When NASA announced where its four retired space shuttle orbiters would be permanently housed -- at the Smithsonian’s Steven F. Udvar-Hazy Center near Washington, in New York, in Los Angeles, and at the Kennedy Space Center in Florida -- the two most disappointed candidates were Texas and Ohio.
Both were considered favorites to land a spacecraft, from a field that included more than 20 cities.
Texas staked its claim largely on being home to NASA's Mission Control. Ohio is not only home to the Wright Brothers, pioneering astronauts John Glenn and Neil Armstrong and NASA's Glenn Research Center, but is the site of the National Museum of the United States Air Force near Wright Patterson Air Force Base outside of Dayton. That’s where the shuttle would have been housed.

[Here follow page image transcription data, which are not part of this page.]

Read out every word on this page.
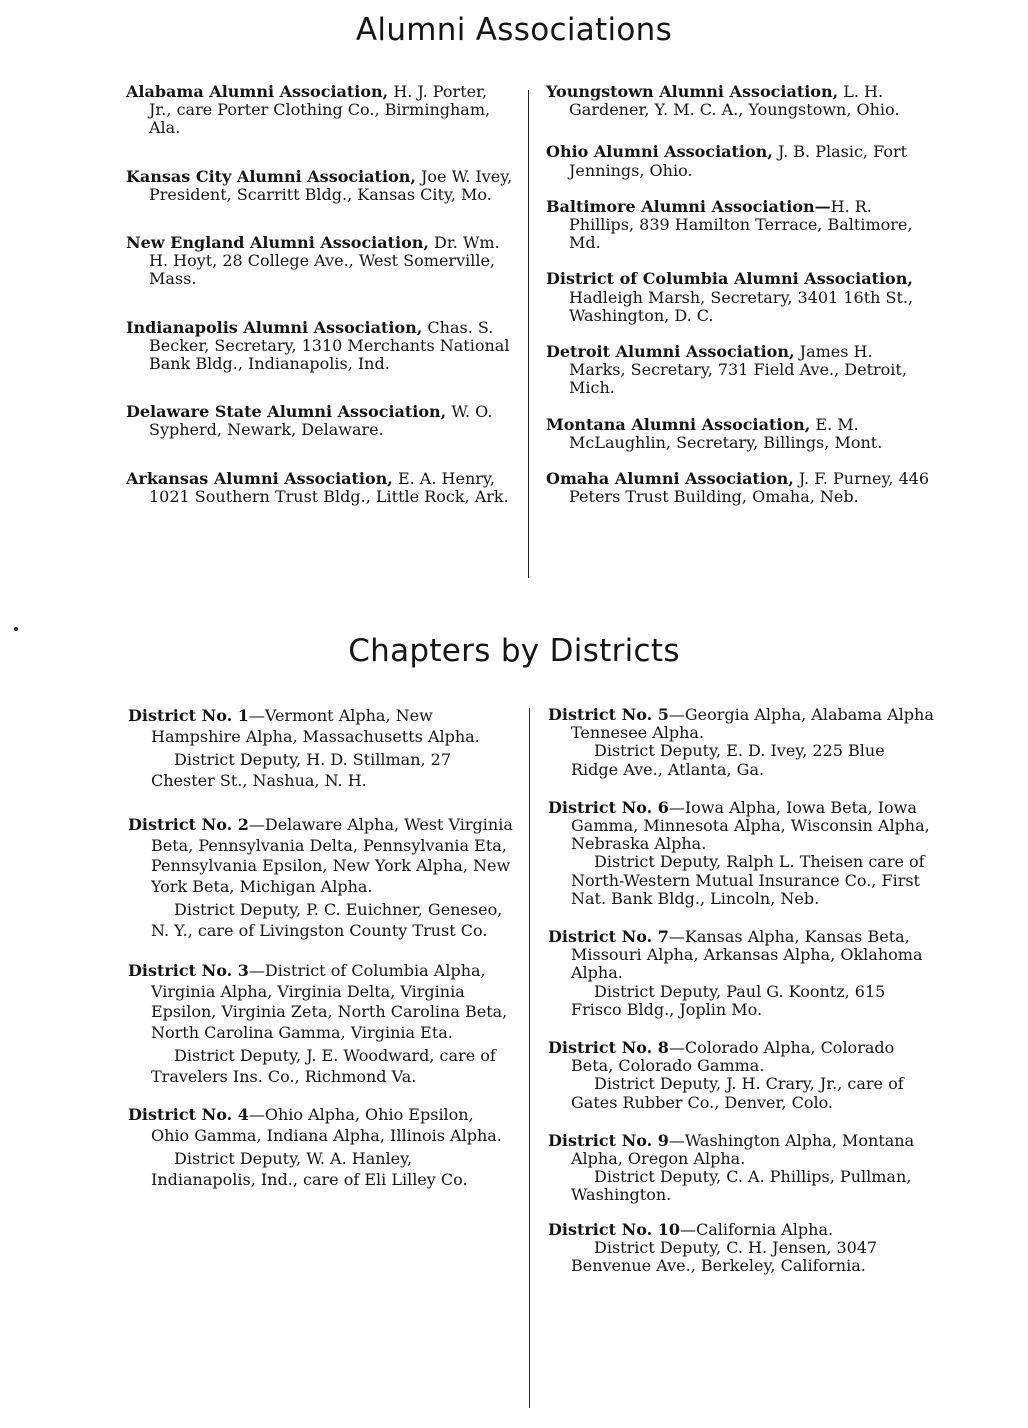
Alumni Associations

Alabama Alumni Association, H. J. Porter, Jr., care Porter Clothing Co., Birmingham, Ala.

Kansas City Alumni Association, Joe W. Ivey, President, Scarritt Bldg., Kansas City, Mo.

New England Alumni Association, Dr. Wm. H. Hoyt, 28 College Ave., West Somerville, Mass.

Indianapolis Alumni Association, Chas. S. Becker, Secretary, 1310 Merchants National Bank Bldg., Indianapolis, Ind.

Delaware State Alumni Association, W. O. Sypherd, Newark, Delaware.

Arkansas Alumni Association, E. A. Henry, 1021 Southern Trust Bldg., Little Rock, Ark.

Youngstown Alumni Association, L. H. Gardener, Y. M. C. A., Youngstown, Ohio.

Ohio Alumni Association, J. B. Plasic, Fort Jennings, Ohio.

Baltimore Alumni Association—H. R. Phillips, 839 Hamilton Terrace, Baltimore, Md.

District of Columbia Alumni Association, Hadleigh Marsh, Secretary, 3401 16th St., Washington, D. C.

Detroit Alumni Association, James H. Marks, Secretary, 731 Field Ave., Detroit, Mich.

Montana Alumni Association, E. M. McLaughlin, Secretary, Billings, Mont.

Omaha Alumni Association, J. F. Purney, 446 Peters Trust Building, Omaha, Neb.

Chapters by Districts

District No. 1—Vermont Alpha, New Hampshire Alpha, Massachusetts Alpha.

District Deputy, H. D. Stillman, 27 Chester St., Nashua, N. H.

District No. 2—Delaware Alpha, West Virginia Beta, Pennsylvania Delta, Pennsylvania Eta, Pennsylvania Epsilon, New York Alpha, New York Beta, Michigan Alpha.

District Deputy, P. C. Euichner, Geneseo, N. Y., care of Livingston County Trust Co.

District No. 3—District of Columbia Alpha, Virginia Alpha, Virginia Delta, Virginia Epsilon, Virginia Zeta, North Carolina Beta, North Carolina Gamma, Virginia Eta.

District Deputy, J. E. Woodward, care of Travelers Ins. Co., Richmond Va.

District No. 4—Ohio Alpha, Ohio Epsilon, Ohio Gamma, Indiana Alpha, Illinois Alpha.

District Deputy, W. A. Hanley, Indianapolis, Ind., care of Eli Lilley Co.

District No. 5—Georgia Alpha, Alabama Alpha Tennesee Alpha.

District Deputy, E. D. Ivey, 225 Blue Ridge Ave., Atlanta, Ga.

District No. 6—Iowa Alpha, Iowa Beta, Iowa Gamma, Minnesota Alpha, Wisconsin Alpha, Nebraska Alpha.

District Deputy, Ralph L. Theisen care of North-Western Mutual Insurance Co., First Nat. Bank Bldg., Lincoln, Neb.

District No. 7—Kansas Alpha, Kansas Beta, Missouri Alpha, Arkansas Alpha, Oklahoma Alpha.

District Deputy, Paul G. Koontz, 615 Frisco Bldg., Joplin Mo.

District No. 8—Colorado Alpha, Colorado Beta, Colorado Gamma.

District Deputy, J. H. Crary, Jr., care of Gates Rubber Co., Denver, Colo.

District No. 9—Washington Alpha, Montana Alpha, Oregon Alpha.

District Deputy, C. A. Phillips, Pullman, Washington.

District No. 10—California Alpha.

District Deputy, C. H. Jensen, 3047 Benvenue Ave., Berkeley, California.
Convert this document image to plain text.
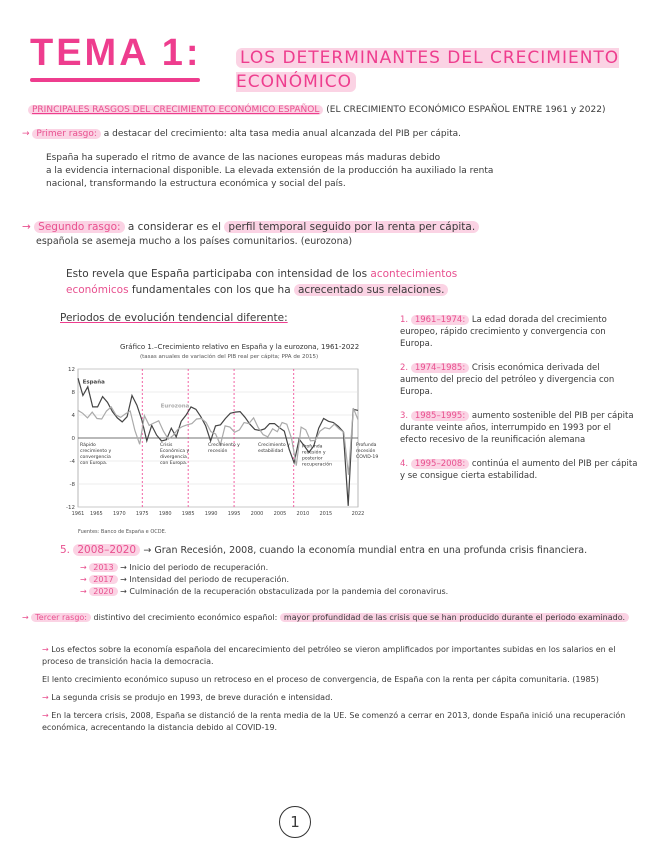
TEMA 1: LOS DETERMINANTES DEL CRECIMIENTO ECONÓMICO
PRINCIPALES RASGOS DEL CRECIMIENTO ECONÓMICO ESPAÑOL (EL CRECIMIENTO ECONÓMICO ESPAÑOL ENTRE 1961 y 2022)
→ Primer rasgo: a destacar del crecimiento: alta tasa media anual alcanzada del PIB per cápita.
España ha superado el ritmo de avance de las naciones europeas más maduras debido
a la evidencia internacional disponible. La elevada extensión de la producción ha auxiliado la renta
nacional, transformando la estructura económica y social del país.
→ Segundo rasgo: a considerar es el perfil temporal seguido por la renta per cápita.
española se asemeja mucho a los países comunitarios. (eurozona)
Esto revela que España participaba con intensidad de los acontecimientos
económicos fundamentales con los que ha acrecentado sus relaciones.
Periodos de evolución tendencial diferente:
Gráfico 1.–Crecimiento relativo en España y la eurozona, 1961-2022
(tasas anuales de variación del PIB real per cápita; PPA de 2015)
12
8
4
0
-4
-8
-12
1961 1965 1970 1975 1980 1985 1990 1995 2000 2005 2010 2015	2022
España
Eurozona
Rápido crecimiento y convergencia con Europa.
Crisis Económica y divergencia con Europa.
Crecimiento y recesión
Crecimiento y estabilidad
Profunda recesión y posterior recuperación
Profunda recesión COVID-19
Fuentes: Banco de España e OCDE.
1. 1961–1974: La edad dorada del crecimiento europeo, rápido crecimiento y convergencia con Europa.
2. 1974–1985: Crisis económica derivada del aumento del precio del petróleo y divergencia con Europa.
3. 1985–1995: aumento sostenible del PIB per cápita durante veinte años, interrumpido en 1993 por el efecto recesivo de la reunificación alemana
4. 1995–2008: continúa el aumento del PIB per cápita y se consigue cierta estabilidad.
5. 2008–2020 → Gran Recesión, 2008, cuando la economía mundial entra en una profunda crisis financiera.
→ 2013 → Inicio del periodo de recuperación.
→ 2017 → Intensidad del periodo de recuperación.
→ 2020 → Culminación de la recuperación obstaculizada por la pandemia del coronavirus.
→ Tercer rasgo: distintivo del crecimiento económico español: mayor profundidad de las crisis que se han producido durante el periodo examinado.
→ Los efectos sobre la economía española del encarecimiento del petróleo se vieron amplificados por importantes subidas en los salarios en el proceso de transición hacia la democracia.
El lento crecimiento económico supuso un retroceso en el proceso de convergencia, de España con la renta per cápita comunitaria. (1985)
→ La segunda crisis se produjo en 1993, de breve duración e intensidad.
→ En la tercera crisis, 2008, España se distanció de la renta media de la UE. Se comenzó a cerrar en 2013, donde España inició una recuperación económica, acrecentando la distancia debido al COVID-19.
1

"Unfortunately, it looks like regional diversity amounts to which coast you are on, or which exit you use on I-95," jeered Sen. Sherrod Brown, who joined the rest of Ohio's congressional delegation in calling for a federal investigation into the selection process.
Members of Ohio’s congressional delegation jointly urged NASA Administrator Charles F. Bolden to select the museum as a home for the shuttle because of it’s location.
"Within a day’s drive of 60 percent of the U.S. population, the museum is easily accessible to millions from across the American heartland, hosting more than 1.3 million visitors annually," they wrote in a letter April 30, 2010.
The 60 percent figure is one PolitiFact Ohio has heard several times. Brown and Rep. Steve Austria both repeated it in recent days.
For purposes of this item we’re attributing it to Rep. Michael Turner, a Republican from Dayton whose congressional district is home to the museum. Turner was the lead signer on the letter, but he was joined by all of Ohio’s representatives and senators.
Going back 150 years, and as recently as 1940, the population center point of the entire nation was in Ohio. But population drift, and the coastal tilt of NASA's decision, made us wonder if the claim still flew. And how far is "a day's drive," anyway?
We traced the claim from the NASA letter to a statement on Dayton's municipal website. It said the city is "located within 500 miles of 60 percent of (the) U.S. population."
That statement linked to a business story from the Dayton Daily News. It quoted Wright State University Professor Dwight Smith-Daniels on the subject of centroids: places that have a high proportion of a country’s population and a high proportion of its manufacturing, generally within 500 miles. He said Columbus/Dayton and the Riverside, Calif., areas are the two in the United States, making them important for supply chain managment in business.
But he phrased it differently. "Ohio is within 500 miles of 60 percent of the country’s population," he said.
Smith-Daniels’ comment gave us actual mileage for "a day's drive." It also made the claim for Ohio -- a big state -- and not just a site in one corner of it. And that make a big difference.
We tested both versions using U.S. Census Bureau data from the 2010 census (numbers slightly more current than what Smith-Daniels would have had available).
Working from the bureau's website, we identified all counties whose centers are located within 500 miles of Ohio's borders.The area reaches northwest beyond Minneapolis and east to include nearly all of New England and the eastern seaboard. They totaled 171.4 million people, or 56 percent of the U.S. population of 308.7 million.
That estimate rounds to 60 percent, which is what the professor said.
Then we identified all counties whose centers are located within 500 miles of the museum in Ohio's southwest corner. Their population totaled 130.5 million people, or 42 percent of the U.S. population.
By our assessment, that means the congressional delegation, Republicans and Democrats alike, went too far by applying a claim for the whole state to just Dayton. A 500-mile range from the museum reaches across New Jersey, but doesn’t take in New York city or New England.
The congressional delegation’s underlying point was accurate -- a large portion of the U.S. population would be within driving distance of a shuttle in Dayton. But by narrowing the starting point for the range from the entire state, as Smith-Daniels used, to just the museum, they also eliminated more than 40 million of people.
Then again, they also were smart enough not to say how far they’d drive in a day.
With that important detail mentioned, we rate the claim as Half True.